In closing, these statutory instruments make mostly technical changes, which are necessary to ensure that our statute book remains up to date and adequately reflects the UK’s exit from the EU. They also make important provision regarding the provision of services into the UK, either by ensuring that UK firms and investors can access the products and services that best suit their needs, or by giving UK authorities appropriate control over when certain services can be provided. I hope the Committee will join me in supporting these regulations, and I commend them to the Committee.
I thank the Opposition spokesperson for his points. He knows this area well and I am glad he supports the work that we are doing. We will keep an eye on the timeline, as he says, but regulatory and supervisory frameworks of the UK and other jurisdictions can change over time, so it is important that the Government monitor that; we will be keeping an eye on it. We want to ensure that the changes that happen in the UK and regimes in the EU and other overseas regimes are compatible with the existing equivalence determinations with an outcomes-based approach. So he is right to say it is important for the growth of the financial services sector. I have already taken proportionate steps to monitor any changes over the timeframe pertinent to existing equivalence determinations, but I will keep an eye on the deadline and the wider growth. The FCA has made the process very clear for funds, and it is working closely with the firms as well.
Further exact timings can be found on the FCA’s website. I am also happy to write to the hon. Gentleman if he would like. All UK equivalence decisions are taken on their own merits, following a technical, outcomes-based assessment of the other country or territory’s regulatory and supervisory regime. So the Government will make equivalence decisions when it is in the UK’s interests to make them—I am sure he is aware of that—but any decisions regarding the granting of equivalence decisions for the UK are a matter for the European Commission. However, I did meet Commissioner McGuinness, the outgoing Commissioner, and I have plans in the diary to meet the new Commissioner. I will raise this subject when I go, because I do think it is important, for the growth of financial services, as the hon. Gentleman says, and for the wider economy.
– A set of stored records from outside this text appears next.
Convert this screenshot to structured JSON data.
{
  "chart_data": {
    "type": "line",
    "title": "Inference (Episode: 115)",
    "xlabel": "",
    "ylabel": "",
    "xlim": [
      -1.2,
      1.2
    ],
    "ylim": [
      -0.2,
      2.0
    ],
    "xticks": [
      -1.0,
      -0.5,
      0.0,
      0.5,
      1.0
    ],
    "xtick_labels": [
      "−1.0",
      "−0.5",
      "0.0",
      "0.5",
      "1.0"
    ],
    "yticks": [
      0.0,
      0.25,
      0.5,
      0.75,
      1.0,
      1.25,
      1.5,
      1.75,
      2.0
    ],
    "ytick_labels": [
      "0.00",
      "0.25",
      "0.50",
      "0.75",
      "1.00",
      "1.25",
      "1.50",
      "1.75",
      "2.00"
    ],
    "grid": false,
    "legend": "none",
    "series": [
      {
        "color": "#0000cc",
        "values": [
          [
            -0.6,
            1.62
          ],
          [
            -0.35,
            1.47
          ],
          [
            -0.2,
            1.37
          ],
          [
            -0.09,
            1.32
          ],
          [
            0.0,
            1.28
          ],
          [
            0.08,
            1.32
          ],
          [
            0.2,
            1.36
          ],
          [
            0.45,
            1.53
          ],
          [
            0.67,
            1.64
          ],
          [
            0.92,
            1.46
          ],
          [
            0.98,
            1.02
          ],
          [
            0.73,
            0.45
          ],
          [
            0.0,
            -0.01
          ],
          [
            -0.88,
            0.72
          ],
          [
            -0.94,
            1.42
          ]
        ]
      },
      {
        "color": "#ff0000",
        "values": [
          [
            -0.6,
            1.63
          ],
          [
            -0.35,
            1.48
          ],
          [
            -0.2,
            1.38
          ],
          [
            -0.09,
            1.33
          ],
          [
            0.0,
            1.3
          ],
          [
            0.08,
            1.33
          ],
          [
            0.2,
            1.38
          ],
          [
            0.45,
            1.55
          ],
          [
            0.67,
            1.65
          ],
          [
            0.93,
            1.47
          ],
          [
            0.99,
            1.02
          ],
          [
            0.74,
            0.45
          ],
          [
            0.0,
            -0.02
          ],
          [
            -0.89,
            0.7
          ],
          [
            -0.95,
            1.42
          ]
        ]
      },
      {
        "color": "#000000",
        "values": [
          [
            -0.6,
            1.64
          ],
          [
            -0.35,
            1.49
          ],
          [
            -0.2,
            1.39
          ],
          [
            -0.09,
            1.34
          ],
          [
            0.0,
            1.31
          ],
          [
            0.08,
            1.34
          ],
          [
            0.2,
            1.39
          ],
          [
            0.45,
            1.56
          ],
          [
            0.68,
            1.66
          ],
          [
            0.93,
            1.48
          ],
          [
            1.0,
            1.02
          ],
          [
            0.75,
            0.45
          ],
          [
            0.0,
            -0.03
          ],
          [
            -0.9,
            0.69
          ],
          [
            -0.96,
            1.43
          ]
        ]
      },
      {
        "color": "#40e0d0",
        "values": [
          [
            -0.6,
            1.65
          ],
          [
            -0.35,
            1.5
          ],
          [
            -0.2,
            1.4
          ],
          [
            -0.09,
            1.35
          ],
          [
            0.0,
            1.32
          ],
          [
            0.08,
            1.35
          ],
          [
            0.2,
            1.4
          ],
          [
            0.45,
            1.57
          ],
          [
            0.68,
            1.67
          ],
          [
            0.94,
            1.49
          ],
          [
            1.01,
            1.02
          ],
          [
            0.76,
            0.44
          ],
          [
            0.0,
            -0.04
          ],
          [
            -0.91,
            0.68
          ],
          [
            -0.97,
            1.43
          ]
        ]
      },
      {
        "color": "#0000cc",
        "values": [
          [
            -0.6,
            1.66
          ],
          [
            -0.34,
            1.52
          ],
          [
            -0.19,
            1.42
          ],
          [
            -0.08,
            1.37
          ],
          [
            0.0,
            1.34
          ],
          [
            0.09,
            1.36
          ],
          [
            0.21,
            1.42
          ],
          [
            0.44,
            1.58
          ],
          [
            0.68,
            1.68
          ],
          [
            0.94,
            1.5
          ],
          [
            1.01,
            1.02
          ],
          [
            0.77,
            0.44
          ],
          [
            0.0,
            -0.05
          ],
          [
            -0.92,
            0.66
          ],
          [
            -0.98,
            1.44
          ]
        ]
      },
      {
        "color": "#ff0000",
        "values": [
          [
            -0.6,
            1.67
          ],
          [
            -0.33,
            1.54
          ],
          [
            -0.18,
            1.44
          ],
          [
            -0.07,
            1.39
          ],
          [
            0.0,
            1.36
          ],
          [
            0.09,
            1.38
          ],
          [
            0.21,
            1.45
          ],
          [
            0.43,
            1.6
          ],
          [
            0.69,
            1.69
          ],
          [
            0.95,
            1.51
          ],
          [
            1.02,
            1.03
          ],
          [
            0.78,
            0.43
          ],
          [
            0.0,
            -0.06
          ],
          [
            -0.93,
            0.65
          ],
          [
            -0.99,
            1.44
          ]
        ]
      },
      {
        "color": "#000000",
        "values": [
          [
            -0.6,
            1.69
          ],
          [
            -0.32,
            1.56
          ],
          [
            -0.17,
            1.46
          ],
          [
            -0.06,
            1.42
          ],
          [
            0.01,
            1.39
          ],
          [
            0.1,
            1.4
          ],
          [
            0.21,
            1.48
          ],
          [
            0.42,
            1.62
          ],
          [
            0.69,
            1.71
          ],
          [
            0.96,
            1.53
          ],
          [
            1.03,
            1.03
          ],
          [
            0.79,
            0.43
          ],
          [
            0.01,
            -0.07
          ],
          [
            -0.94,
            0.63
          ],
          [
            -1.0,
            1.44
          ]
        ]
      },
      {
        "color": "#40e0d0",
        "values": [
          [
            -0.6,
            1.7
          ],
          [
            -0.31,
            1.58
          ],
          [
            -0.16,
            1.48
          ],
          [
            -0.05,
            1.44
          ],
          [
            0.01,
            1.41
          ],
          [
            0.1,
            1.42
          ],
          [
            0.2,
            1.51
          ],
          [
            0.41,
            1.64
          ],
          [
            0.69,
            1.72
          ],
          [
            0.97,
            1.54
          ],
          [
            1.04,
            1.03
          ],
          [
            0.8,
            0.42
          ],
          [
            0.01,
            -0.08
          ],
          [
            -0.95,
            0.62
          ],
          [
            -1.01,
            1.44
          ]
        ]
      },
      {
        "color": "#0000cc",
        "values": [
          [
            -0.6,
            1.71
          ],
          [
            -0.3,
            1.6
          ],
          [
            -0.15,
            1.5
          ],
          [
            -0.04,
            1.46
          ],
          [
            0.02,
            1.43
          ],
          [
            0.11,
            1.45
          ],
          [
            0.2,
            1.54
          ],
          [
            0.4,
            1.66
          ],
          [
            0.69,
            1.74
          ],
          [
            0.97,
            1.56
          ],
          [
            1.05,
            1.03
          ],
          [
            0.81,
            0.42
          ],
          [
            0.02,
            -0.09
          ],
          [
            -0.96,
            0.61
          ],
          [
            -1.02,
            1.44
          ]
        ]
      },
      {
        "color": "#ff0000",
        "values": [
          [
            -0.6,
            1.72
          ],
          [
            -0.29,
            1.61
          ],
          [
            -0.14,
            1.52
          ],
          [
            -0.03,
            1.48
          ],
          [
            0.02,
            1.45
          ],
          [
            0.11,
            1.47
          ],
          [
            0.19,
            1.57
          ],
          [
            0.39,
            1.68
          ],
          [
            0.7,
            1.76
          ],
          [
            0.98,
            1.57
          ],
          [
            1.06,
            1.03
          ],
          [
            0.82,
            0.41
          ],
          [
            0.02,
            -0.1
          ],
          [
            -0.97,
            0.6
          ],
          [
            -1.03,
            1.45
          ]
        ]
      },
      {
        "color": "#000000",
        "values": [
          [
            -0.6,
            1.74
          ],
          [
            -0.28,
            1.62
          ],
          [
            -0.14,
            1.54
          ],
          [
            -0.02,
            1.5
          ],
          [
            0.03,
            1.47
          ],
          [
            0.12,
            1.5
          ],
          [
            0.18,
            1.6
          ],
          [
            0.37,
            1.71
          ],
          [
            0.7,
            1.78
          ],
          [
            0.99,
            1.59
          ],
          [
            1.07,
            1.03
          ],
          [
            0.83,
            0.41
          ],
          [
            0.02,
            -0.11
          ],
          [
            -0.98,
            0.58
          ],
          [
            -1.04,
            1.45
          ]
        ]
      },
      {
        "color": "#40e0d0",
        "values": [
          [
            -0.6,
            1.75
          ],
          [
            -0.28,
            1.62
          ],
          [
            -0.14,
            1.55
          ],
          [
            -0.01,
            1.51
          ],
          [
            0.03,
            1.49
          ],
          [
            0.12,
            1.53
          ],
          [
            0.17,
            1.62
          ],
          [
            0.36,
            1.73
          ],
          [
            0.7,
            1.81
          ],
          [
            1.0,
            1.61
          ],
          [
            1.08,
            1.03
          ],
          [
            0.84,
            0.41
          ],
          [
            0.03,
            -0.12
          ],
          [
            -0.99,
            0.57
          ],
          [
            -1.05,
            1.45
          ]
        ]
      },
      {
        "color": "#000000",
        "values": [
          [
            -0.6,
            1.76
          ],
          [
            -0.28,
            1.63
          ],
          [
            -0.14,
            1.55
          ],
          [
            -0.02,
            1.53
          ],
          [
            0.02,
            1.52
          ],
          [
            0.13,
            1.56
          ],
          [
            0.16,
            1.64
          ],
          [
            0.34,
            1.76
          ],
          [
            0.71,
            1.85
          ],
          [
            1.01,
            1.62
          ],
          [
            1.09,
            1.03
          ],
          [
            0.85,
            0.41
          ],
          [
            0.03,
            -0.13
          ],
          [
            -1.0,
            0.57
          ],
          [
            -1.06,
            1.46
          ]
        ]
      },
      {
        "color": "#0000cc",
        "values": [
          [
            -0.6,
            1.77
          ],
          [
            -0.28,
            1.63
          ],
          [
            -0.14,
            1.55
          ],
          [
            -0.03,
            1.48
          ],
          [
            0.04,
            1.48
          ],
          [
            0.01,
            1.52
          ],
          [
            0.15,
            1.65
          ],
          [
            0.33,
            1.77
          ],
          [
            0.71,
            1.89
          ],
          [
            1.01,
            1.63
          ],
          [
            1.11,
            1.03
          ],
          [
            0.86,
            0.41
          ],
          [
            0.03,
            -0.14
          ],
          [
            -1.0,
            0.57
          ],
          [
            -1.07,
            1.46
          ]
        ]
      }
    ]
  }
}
I hope you found the debate informative, Mr Efford, and I hope hon. Members will join me in supporting the regulations.
I was hanging on your every word.
Question put and agreed to.
DRAFT INSURANCE DISTRIBUTION (REGULATED ACTIVITIES AND MISCELLANEOUS AMENDMENTS) REGULATIONS 2024
Resolved,
That the Committee has considered the draft Insurance Distribution (Regulated Activities and Miscellaneous Amendments) Regulations 2024.—(Tulip Siddiq.)